The Republic of Karelia stretches from Lake Onega, past the White Sea and along the Finnish border all the way to the Arctic Circle. Covered by a patchwork of lakes and forests it is Russia’s northern frontier region of short summers, long winter nights and bitter cold. At almost 62 degrees north Kizhi Island is about the same latitude as Whitehorse in the Canadian Yukon. In addition to its collection of vintage churches, the 16 buildings featured in its open-air museum include the homes and outbuildings of pioneers who braved the harsh northern climate and settled here more than 200 years ago.

The Church of Transfiguration, the Intercession Church, and the Bell Tower were all built on the Kizhi Pogost and served the local orthodox community for many decades. But as more pioneers moved north new communities were established along the shores of Lake Onega and each village, no matter how small, had its own chapel. These became the ecclesiastical and social centres of their communities — places where residents gathered and prayed. And no two were alike. Chapel design was not dictated by the Church, so resident carpenters, guided by their own imaginations, invented new construction techniques as they went, and created unique works of architecture that met the needs of their people and harmonized with their surroundings.
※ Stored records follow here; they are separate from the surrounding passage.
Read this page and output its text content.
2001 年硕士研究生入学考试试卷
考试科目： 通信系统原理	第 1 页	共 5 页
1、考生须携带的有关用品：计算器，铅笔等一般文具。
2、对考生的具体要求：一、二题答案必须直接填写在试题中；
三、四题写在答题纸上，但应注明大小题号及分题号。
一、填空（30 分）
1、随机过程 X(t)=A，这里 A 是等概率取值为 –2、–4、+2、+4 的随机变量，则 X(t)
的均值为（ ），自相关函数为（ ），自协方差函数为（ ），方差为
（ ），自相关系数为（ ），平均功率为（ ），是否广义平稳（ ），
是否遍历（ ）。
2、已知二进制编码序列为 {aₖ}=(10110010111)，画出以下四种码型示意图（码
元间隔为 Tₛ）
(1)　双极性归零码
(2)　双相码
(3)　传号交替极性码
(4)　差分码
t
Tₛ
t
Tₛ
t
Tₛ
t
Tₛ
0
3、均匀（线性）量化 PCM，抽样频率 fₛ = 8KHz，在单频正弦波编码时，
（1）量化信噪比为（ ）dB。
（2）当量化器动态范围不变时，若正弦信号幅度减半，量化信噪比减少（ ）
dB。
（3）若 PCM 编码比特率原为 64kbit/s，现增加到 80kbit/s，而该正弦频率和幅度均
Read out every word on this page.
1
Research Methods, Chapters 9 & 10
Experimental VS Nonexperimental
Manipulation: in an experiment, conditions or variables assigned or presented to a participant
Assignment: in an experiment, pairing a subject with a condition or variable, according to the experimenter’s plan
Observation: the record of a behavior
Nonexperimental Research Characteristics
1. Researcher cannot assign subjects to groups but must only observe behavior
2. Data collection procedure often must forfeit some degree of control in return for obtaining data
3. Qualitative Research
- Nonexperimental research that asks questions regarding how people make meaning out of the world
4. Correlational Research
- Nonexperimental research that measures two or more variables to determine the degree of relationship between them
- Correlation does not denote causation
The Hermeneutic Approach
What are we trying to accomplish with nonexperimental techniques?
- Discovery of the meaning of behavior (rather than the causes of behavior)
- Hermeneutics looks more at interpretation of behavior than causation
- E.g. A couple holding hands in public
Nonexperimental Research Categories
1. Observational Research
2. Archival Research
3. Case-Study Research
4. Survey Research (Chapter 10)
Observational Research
Over the centuries fire and decay have taken their toll and very few of these miniature masterpieces survive. But several are among the 16 examples of timber structures now preserved on Kizhi Island. The tiny Lazurus Resurrection church, built in the late 14th century, is said to be the oldest surviving wooden church in Russia. According to legend the monk Lazarus built it as part of his plan to convert “the savage heathens who ate raw fish and screamed and jumped wildly during their ritual rites,” an obvious reference to the finno-ugric tribesmen who occupied the region before the Russians moved north. And in deference to the harsh Karelian climate the slightly larger Archangel Michael Chapel features a double roof and double rain collars around its belfry and onion-shaped cupola. But the Oshevnev’s family household is especially memorable.

Built in the late 1800s and moved to Kizhi Island in the 1950s the Oshevnev house is a typical Karilian peasant home from the last century. Since becoming part of the Kizhi architectural ensemble the sprawling log home has been completely restored and refurnished with original pieces from the last century. We enter on the ground floor and climb a set of stairs to the second story living space where small windows cast patches of light on the hand-hewn log walls. It takes my eyes a few moments to adjust to the dim interior light. On one side of the huge open room a massive white hearth serves as furnace, kitchen, and a warm place to sleep at night. A spinning wheel stands beside a child’s seat draped with colorful hand-loomed blankets. A water ladle hangs on the side of a large wooden bucket near a small cage where a few hens once provided the breakfast eggs.

From the living area we move into a storage-annex piled high with the paraphernalia of 19 th century rural life — spinning, weaving, and rope making implements are stacked beside bundles of reeds waiting to be woven into baskets. An assortment of sleds and ice fishing gear is a reminder of the bitterly cold winters when temperatures often dropped to minus 30 and Onega Lake was solidly frozen. During those long periods of cold and dark the house became a refuge for both the peasants and their animals. Livestock was moved into the lower part of the house and tended by the men while women, working in the dim glow of whale-oil lamps and tallow candles, spun yarn and wove the beautiful fabrics for which Karilia has become famous.

On our way back to the Kirov we passed one of the squat wooden-bladed windmills that are typical of those throughout rural Russia. Like the community chapels where locals went to pray, many villages had one of these sturdy wind machines where people could grind their grain. Moments after I snapped a shot of the windmill the sky opened with a clap of thunder and we were lashed by driving rain. Later, while drying off in the comfort of our ship, I marveled at the tenacity of those early pioneers who moved into Russia’s harsh northern frontier with little more than their axes and carved out a life in the Karilian forest.